Maia dejó de golpear el cristal. El chico se arrodilló al otro lado de la celda.

Maia no fue capaz de responderle en voz alta. No podía hacerlo, no porque le faltara el aire o fuerzas, sino valentía. Responder a su pregunta significaría aceptar la verdad. Y no estaba dispuesta a hacerlo.

—¿Quiénes eran esas personas? —volvió a preguntar, ahora con un tono algo curioso y relajado.

—Ya lo sabes —masculló de mala gana Maia—. Tu amiga me contó lo de la base de datos.

—Un pintor retirado, un graduado en la universidad incapaz de hacer algo por sí mismo y tu familia...

—No es mi familia. —Las palabras ardieron en su garganta.

—¿Por qué fuiste a verlos?

Maia suspiró. No tenía porqué contarle la verdad. No tenía porqué contarle quién era ni cuáles eran sus motivos para estar donde estaba o a donde iba. Solo tenía que salir de aquel sitio, volver a la ciudad, encontrar un lugar seguro donde reponer energías durante un par de días y retomar su búsqueda de Sin Rostro. Debía ser cautelosa, se recordó, tenía que estar centrada. No obstante, estaba tan cansada que no tenía fuerzas para seguir siéndolo.
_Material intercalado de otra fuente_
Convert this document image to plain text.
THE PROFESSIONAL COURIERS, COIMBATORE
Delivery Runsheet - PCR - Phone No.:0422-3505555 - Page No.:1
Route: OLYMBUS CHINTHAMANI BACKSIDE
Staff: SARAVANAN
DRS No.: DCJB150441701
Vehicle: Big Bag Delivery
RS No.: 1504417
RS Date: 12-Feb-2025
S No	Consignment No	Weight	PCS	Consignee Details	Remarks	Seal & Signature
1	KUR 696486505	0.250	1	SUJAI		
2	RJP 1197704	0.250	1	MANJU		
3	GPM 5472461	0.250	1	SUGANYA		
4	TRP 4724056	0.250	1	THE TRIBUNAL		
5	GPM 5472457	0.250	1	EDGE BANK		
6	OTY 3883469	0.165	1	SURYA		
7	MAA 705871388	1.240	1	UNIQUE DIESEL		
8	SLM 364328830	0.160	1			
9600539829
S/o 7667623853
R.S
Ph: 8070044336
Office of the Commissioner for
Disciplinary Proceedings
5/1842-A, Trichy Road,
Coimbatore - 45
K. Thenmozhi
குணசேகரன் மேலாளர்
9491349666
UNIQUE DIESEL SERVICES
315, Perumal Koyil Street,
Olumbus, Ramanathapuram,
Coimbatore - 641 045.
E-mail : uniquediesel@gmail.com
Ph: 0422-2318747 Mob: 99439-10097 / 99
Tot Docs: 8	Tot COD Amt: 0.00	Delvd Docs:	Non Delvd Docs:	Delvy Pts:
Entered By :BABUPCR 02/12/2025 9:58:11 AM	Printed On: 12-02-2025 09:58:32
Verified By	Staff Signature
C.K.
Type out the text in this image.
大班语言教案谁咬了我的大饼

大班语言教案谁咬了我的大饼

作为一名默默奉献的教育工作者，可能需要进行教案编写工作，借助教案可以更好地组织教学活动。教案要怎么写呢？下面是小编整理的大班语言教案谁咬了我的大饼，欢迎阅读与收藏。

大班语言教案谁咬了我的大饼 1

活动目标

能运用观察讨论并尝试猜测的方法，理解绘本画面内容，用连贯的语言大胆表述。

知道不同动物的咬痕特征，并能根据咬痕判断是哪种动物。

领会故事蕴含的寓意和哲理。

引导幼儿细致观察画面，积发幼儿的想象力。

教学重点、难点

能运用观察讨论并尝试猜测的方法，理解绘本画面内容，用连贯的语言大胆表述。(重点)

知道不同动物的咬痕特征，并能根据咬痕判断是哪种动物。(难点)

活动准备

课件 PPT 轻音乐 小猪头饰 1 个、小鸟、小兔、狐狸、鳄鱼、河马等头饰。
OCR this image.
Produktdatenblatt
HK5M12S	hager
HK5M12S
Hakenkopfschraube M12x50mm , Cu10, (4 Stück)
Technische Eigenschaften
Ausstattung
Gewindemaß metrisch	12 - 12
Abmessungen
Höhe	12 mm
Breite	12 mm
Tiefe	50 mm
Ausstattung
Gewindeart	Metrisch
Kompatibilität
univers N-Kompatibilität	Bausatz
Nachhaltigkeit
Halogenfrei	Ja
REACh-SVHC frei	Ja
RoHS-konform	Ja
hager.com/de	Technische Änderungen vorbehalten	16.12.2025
Estaba en una ciudad desconocida y habían iniciado su misión sin previo aviso. La habían perseguido —estaba segura de que la policía la estaba buscando— y la habían disparado. Había despertado en la guarida de un tío disfrazado de superhéroe, capaz de correr a la velocidad de la luz y con el mismo aspecto físico que su novio.

Había perdido la cabeza o el mundo se había vuelto majareta.

Sea como fuere, quería que todo parara por unos instantes; dejar de pensar por un momento y que todo fluyera sin importar el futuro inmediato o el lejano.